Sunday, December 15, 2013

From Idea to Execution: My First Ga(meh) Expo

Sometimes things just look better in your head. To culminate our first ever game design course, I thought it would be fun to have a game expo for the students. This would give them a genuine audience for their game designs and hopefully motivate them to produce high quality work. The plan was to bring all of the Middle School students together with laptops to play my students' games and vote on their favorites. Students earning top votes would win gift cards to Game Stop and Target.

I think most of the students in game design were excited about this competition. All of them used feedback from their mentors to try to improve their designs before the game expo. I created a website and embedded their games as well as a voting tool for their players.
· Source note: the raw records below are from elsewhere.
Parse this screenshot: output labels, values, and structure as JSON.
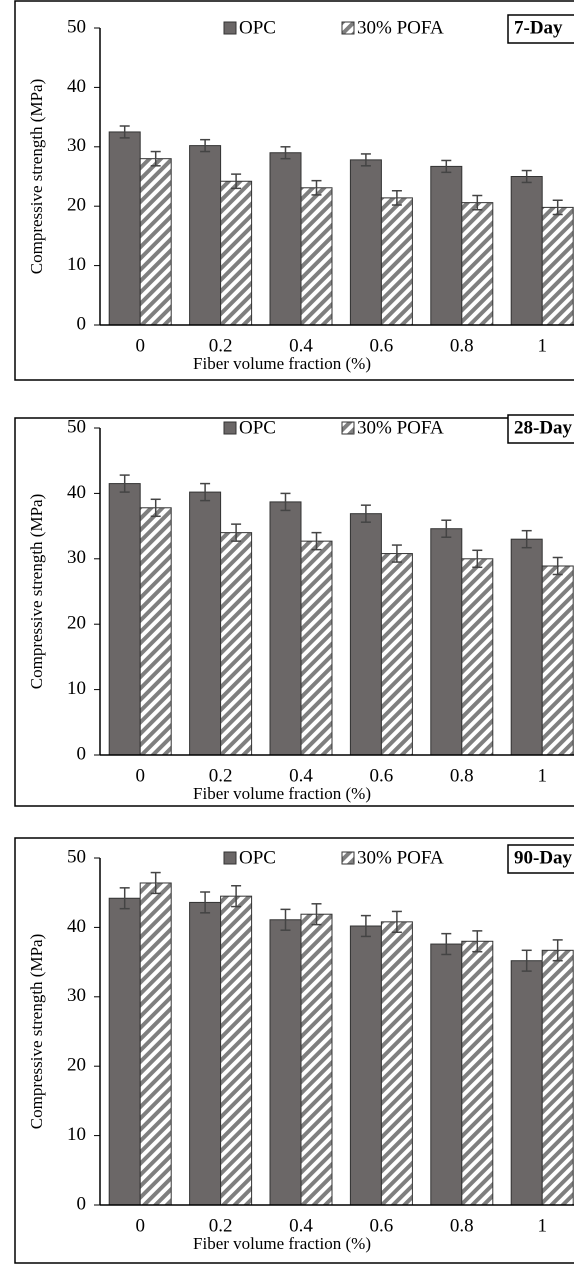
{
  "chart_data": [
    {
      "type": "bar",
      "annotation": "7-Day",
      "x_label": "Fiber volume fraction (%)",
      "y_label": "Compressive strength (MPa)",
      "categories": [
        "0",
        "0.2",
        "0.4",
        "0.6",
        "0.8",
        "1"
      ],
      "series": [
        {
          "name": "OPC",
          "color": "#6b6767",
          "hatch": false,
          "values": [
            32.5,
            30.2,
            29,
            27.8,
            26.7,
            25
          ],
          "errors": [
            1,
            1,
            1,
            1,
            1,
            1
          ]
        },
        {
          "name": "30% POFA",
          "color": "#7f7f7f",
          "hatch": true,
          "values": [
            28,
            24.2,
            23.1,
            21.4,
            20.6,
            19.8
          ],
          "errors": [
            1.2,
            1.2,
            1.2,
            1.2,
            1.2,
            1.2
          ]
        }
      ],
      "ylim": [
        0,
        50
      ],
      "yticks": [
        0,
        10,
        20,
        30,
        40,
        50
      ]
    },
    {
      "type": "bar",
      "annotation": "28-Day",
      "x_label": "Fiber volume fraction (%)",
      "y_label": "Compressive strength (MPa)",
      "categories": [
        "0",
        "0.2",
        "0.4",
        "0.6",
        "0.8",
        "1"
      ],
      "series": [
        {
          "name": "OPC",
          "color": "#6b6767",
          "hatch": false,
          "values": [
            41.5,
            40.2,
            38.7,
            36.9,
            34.6,
            33
          ],
          "errors": [
            1.3,
            1.3,
            1.3,
            1.3,
            1.3,
            1.3
          ]
        },
        {
          "name": "30% POFA",
          "color": "#7f7f7f",
          "hatch": true,
          "values": [
            37.8,
            34,
            32.7,
            30.8,
            30,
            28.9
          ],
          "errors": [
            1.3,
            1.3,
            1.3,
            1.3,
            1.3,
            1.3
          ]
        }
      ],
      "ylim": [
        0,
        50
      ],
      "yticks": [
        0,
        10,
        20,
        30,
        40,
        50
      ]
    },
    {
      "type": "bar",
      "annotation": "90-Day",
      "x_label": "Fiber volume fraction (%)",
      "y_label": "Compressive strength (MPa)",
      "categories": [
        "0",
        "0.2",
        "0.4",
        "0.6",
        "0.8",
        "1"
      ],
      "series": [
        {
          "name": "OPC",
          "color": "#6b6767",
          "hatch": false,
          "values": [
            44.2,
            43.6,
            41.1,
            40.2,
            37.6,
            35.2
          ],
          "errors": [
            1.5,
            1.5,
            1.5,
            1.5,
            1.5,
            1.5
          ]
        },
        {
          "name": "30% POFA",
          "color": "#7f7f7f",
          "hatch": true,
          "values": [
            46.4,
            44.5,
            41.9,
            40.8,
            38,
            36.7
          ],
          "errors": [
            1.5,
            1.5,
            1.5,
            1.5,
            1.5,
            1.5
          ]
        }
      ],
      "ylim": [
        0,
        50
      ],
      "yticks": [
        0,
        10,
        20,
        30,
        40,
        50
      ]
    }
  ]
}
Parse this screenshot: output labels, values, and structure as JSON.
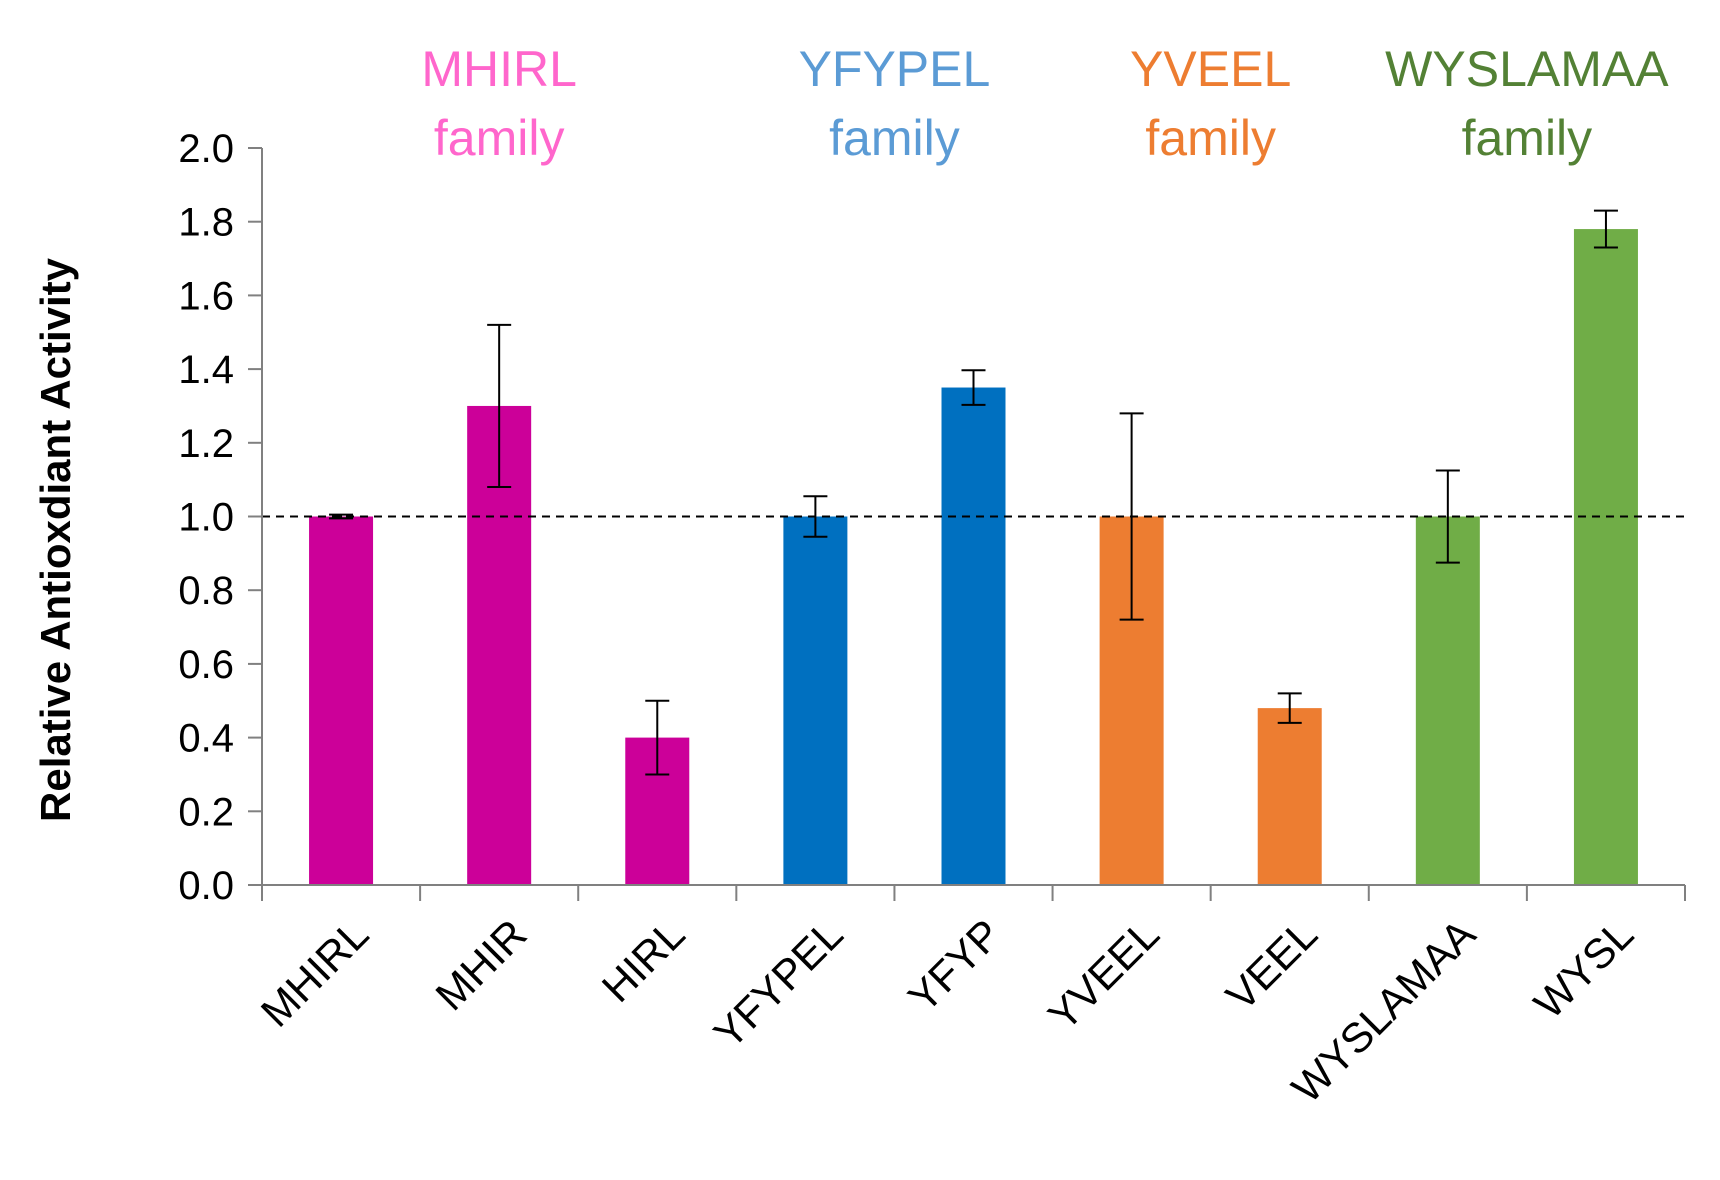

The students seemed pleased with the site and how their games appeared within it. During the game expo, several of the students walked around, talked to players and helped with problems they may have with the games. Although Gamestar Mechanic servers had been very slow the previous day, everything was working fine for the expo. The main glitch we had was with the voting- I did not realize Poll Everywhere was going to limit us to 40 responses and after that, students could not continue to vote. I had to tell students I would fix the poll and send them an email to go in and re-vote. I ended up switching to Poll Daddy which worked fine.

So what was different in reality from what I pictured in my head? I'm an 80's chic so I was picturing a video arcade-type atmosphere with excitement and laughing and questions and whoops when a hard level was beaten.  In reality, the kids sat in bleachers with their laptops, quiet and playing; there was minimal interaction. It did not look anything like a game expo! It did not feel like a game expo.
 Where was the excitement? The sounds? The interactions? Ultimately, I think I accomplished my goal.  My students had a real
purpose for the games that they were designing; to have them played by the people whose opinions matter most- their peers. Maybe the picture that I had in my head was just a non-gamers vision of what a game expo would look like. Maybe this is just what it looks like when kids play video games. If I have an opportunity to do this again their are things I would want to do differently if for no other reason than to create a more exciting aesthetic. Maybe the better thing would be to have the students design and plan the expo themselves!